The two-story brick building that housed an 1890s doctor’s office in Orestes was in poor shape.
Floors didn’t look safe to walk on. The roof was collapsing; folks inside could see the sky through a hole in the ceiling.
In 1992, the Orestes Community Pride Committee acquired the building for $1. The committee began major renovation work in 1993 to turn the building into the museum to store Orestes memorabilia. After a dedication ceremony in 1994, proud residents formed the Orestes Historical Society.
Carolyn DeLawter Shettle, well-known in the tiny community, was elected the society’s president.
Ever since then, she’s been the only president of the society.
Monday, Shettle will be honored for her work and dedication when she receives the 2012 Elwood H. Phillips Award from the Madison County Historical Society.
“Her contributions to the preservation of Orestes history are best exemplified by her tireless work at the historical museum. They are not only appreciated now, but will have a lingering effect for generations to come as future historians and visitors who visit there will benefit from all she has done,” said Madison County Historian Stephen T. Jackson. “She has indeed carved out a niche for herself in Madison County history.”
Shettle, a 1953 graduate of Anderson High School, actively promotes the history of Orestes where pioneers began settling in the 1830s. As she walked through the two-story Dr. Joel Cook building, she noted a resident from long ago.

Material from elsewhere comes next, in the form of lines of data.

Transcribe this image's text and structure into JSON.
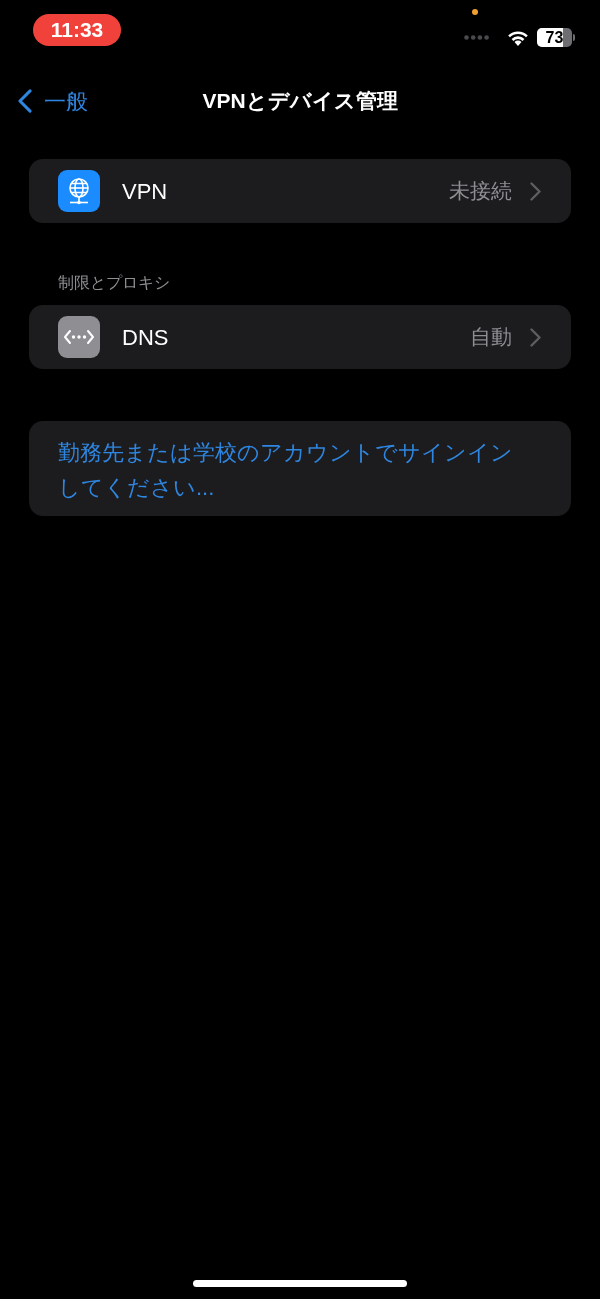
{
  "status_bar": {
    "time": "11:33",
    "battery": "73"
  },
  "nav_bar": {
    "back": "一般",
    "title": "VPNとデバイス管理"
  },
  "vpn": {
    "label": "VPN",
    "value": "未接続"
  },
  "restrictions": {
    "header": "制限とプロキシ",
    "dns": {
      "label": "DNS",
      "value": "自動"
    }
  },
  "sign_in": {
    "text": "勤務先または学校のアカウントでサインインしてください..."
  }
}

“He gave permission for the railroad to come through his land but said he had to have a siding because he wanted to sell wood, but they didn’t. He would throw logs on the railroad track, they had to stop and take the logs off. Next time they came along, he’d drag more logs across. Finally they gave him siding.”
To some the man might be a character; to others a vandal.
“No, let’s call it character,” she said laughing.
Shettle, 77, formerly taught swimming and life-saving classes. She has been married 57 years to husband John, former superintendent of the Indiana State Police. They have four grown children, 10 grandchildren and two great-grandsons.
The society meets during spring and summer months; it once drew 30 people to a meeting but many have passed away. Members long to bring younger folks into the society. But Shettle also recognizes that younger people — as well as adult residents — may not know much of the local history of their 400-population town.
“They probably don’t know this was a big town, it had 2,500 people living here. They probably don’t know about the gas boom at all. We had lots of buildings, we had a tile factory. We had a glass factory. We had 13 saloons, I believe it was. There was a rule that they could not have a saloon west of Superior Street.”
Now known as Orestes Road, the street was considered the boundary between families and factory workers.
Shettle’s appreciation for the history of her hometown is natural, though some of it may be rooted in a Shakespeare metaphor.
Shettle said, “People need to know the past. They need to know how people lived, they need to know how things became the way they are now. Who was it that said, “The past is prologue?”
She added, “I think people know so very little about their history anymore. Sometimes I’m amazed at what even the people on TV who are interviewing other people for news items, how unaware they are of the past.”